Quant au père Giraud, nul ne peut dire ce qui se passa dans son âme. Quelquefois, lorsqu'un marché à conclure appelait Thomas hors de la ferme, on le voyait s'asseoir dans la chambre de sa femme, et prendre un Nouveau-Testament que Clémence lui avait donné jadis. Il l'ouvrait, tournait quelques pages, semblait méditer, secouait la tête, puis fermait précipitamment le volume et s'en allait.

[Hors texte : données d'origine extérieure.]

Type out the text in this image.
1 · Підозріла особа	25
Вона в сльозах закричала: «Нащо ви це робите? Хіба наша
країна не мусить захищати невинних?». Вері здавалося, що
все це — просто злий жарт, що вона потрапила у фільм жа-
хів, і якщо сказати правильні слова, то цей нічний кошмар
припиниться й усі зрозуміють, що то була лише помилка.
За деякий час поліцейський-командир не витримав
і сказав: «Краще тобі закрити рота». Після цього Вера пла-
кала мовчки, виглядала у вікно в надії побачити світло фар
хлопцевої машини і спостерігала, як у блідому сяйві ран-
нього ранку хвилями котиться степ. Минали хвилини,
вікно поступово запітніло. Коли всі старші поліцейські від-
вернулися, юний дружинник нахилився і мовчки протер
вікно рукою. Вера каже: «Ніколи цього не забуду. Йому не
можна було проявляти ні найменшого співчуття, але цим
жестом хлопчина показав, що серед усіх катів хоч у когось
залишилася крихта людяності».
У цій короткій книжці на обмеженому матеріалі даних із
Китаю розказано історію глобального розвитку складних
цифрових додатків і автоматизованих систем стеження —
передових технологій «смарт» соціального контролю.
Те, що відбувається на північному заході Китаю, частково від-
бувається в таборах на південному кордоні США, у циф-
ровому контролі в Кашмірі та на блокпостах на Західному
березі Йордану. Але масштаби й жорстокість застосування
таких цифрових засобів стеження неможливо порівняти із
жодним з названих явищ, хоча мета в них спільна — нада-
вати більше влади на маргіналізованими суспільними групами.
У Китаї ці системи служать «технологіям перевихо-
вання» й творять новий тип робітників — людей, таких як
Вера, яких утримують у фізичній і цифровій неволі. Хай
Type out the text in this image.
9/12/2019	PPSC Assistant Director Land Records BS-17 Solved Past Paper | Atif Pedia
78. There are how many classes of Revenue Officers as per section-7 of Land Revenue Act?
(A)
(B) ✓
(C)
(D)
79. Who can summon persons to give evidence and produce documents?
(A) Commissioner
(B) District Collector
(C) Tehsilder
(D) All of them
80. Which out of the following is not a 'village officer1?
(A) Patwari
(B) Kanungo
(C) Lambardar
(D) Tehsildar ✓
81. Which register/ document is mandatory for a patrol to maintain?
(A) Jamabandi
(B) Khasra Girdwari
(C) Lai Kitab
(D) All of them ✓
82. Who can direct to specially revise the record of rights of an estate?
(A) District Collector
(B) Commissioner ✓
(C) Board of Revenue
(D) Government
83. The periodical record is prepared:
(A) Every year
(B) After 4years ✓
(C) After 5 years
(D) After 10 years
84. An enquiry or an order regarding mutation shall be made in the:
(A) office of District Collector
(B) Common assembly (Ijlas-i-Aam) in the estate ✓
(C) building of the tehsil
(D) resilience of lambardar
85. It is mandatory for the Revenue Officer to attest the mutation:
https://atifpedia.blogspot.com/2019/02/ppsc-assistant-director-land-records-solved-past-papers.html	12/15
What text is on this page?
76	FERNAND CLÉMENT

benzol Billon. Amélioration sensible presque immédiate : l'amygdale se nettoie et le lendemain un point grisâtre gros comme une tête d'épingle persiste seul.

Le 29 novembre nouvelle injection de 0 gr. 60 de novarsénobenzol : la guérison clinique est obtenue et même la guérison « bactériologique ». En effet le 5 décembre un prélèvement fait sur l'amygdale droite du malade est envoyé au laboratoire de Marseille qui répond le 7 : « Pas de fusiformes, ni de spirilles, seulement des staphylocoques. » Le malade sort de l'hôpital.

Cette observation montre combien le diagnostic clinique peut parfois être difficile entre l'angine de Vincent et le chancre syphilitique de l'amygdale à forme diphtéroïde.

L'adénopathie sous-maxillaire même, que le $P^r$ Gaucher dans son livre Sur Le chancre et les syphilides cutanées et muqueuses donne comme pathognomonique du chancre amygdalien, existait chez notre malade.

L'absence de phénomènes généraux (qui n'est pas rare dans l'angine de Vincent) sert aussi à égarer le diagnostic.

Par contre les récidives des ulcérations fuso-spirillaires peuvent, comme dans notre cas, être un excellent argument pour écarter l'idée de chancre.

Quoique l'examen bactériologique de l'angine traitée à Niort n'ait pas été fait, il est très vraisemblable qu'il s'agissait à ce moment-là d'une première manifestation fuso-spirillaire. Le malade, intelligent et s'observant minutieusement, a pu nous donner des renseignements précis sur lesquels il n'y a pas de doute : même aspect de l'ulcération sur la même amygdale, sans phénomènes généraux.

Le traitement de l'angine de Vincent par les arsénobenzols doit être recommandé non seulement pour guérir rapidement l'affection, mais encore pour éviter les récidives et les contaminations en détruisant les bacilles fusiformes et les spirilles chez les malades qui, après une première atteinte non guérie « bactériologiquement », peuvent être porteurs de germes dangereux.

Le père Giraud avait tous les dehors d'un catholique romain fidèle à son église ; il récitait régulièrement ses prières, il jeûnait et manquait rarement la messe. Il faut le dire, à mesure que les années affaiblissaient le corps et l'esprit du fermier, Thomas prenait un plus grand empire sur lui ; Thomas n'aurait pas laissé passer sans discussion la négligence ou l'oubli d'une seule des pratiques du culte. Toute la maison revêtit bientôt l'apparence de ce bigotisme superstitieux. Une petite statue de Marie fuit placée dans une niche à côté de la porte ; les appartements se tapissèrent,d'images de saints et de saintes ; on suspendit des branches de buis partout, les prêtres vinrent répandre l'eau bénite sur les terres et sur les récoltes. Thomas essaya d'expulser le Nouveau-Testament qui lui rappelait d'une manière douloureuse l'hérésie de sa mère ; mais le père Giraud s'entêta, et le Nouveau-Testament garda sa place à côté des Codes et du Voltaire dépareillé. Le fermier, ainsi l'heure de la mort arriva ainsi qu'elle était arrivée pour Clémence. Il la vit s'approcher avec épouvante ; sa tête s'embarrassa vite ; dans ses rêveries, le nom de Clémence, ses derniers adieux transmis par Justine revenaient sans cesse. On accomplit sur lui, plutôt qu'avec lui, les cérémonies du culte romain ; il fut reconnu pour le fils fidèle et soumis de l'Église. comme tel, on l'enterra en terre sainte.

Il est bien vrai que Thomas avait retrouvé sous le chevet de son père le Nouveau-Testament, si obstinément conservé ; il est bien vrai que plus d'une fois il avait entendu sortir des lèvres du mourant des phrases telles que celles-ci : « ... bon Jésus... près de Clémence... ! » Tout cela lui donnait de sourdes inquiétudes ; mais, il les étouffa en faisant dire une centaine de messes pour le repos de l'âme du fermier, que,contrairement à ces paroles de Dieu : après la Mort suit LE JUGEMENT, (Hébreux 9.27) il croyait retenu pour des milliers d'années dans les flammes du purgatoire.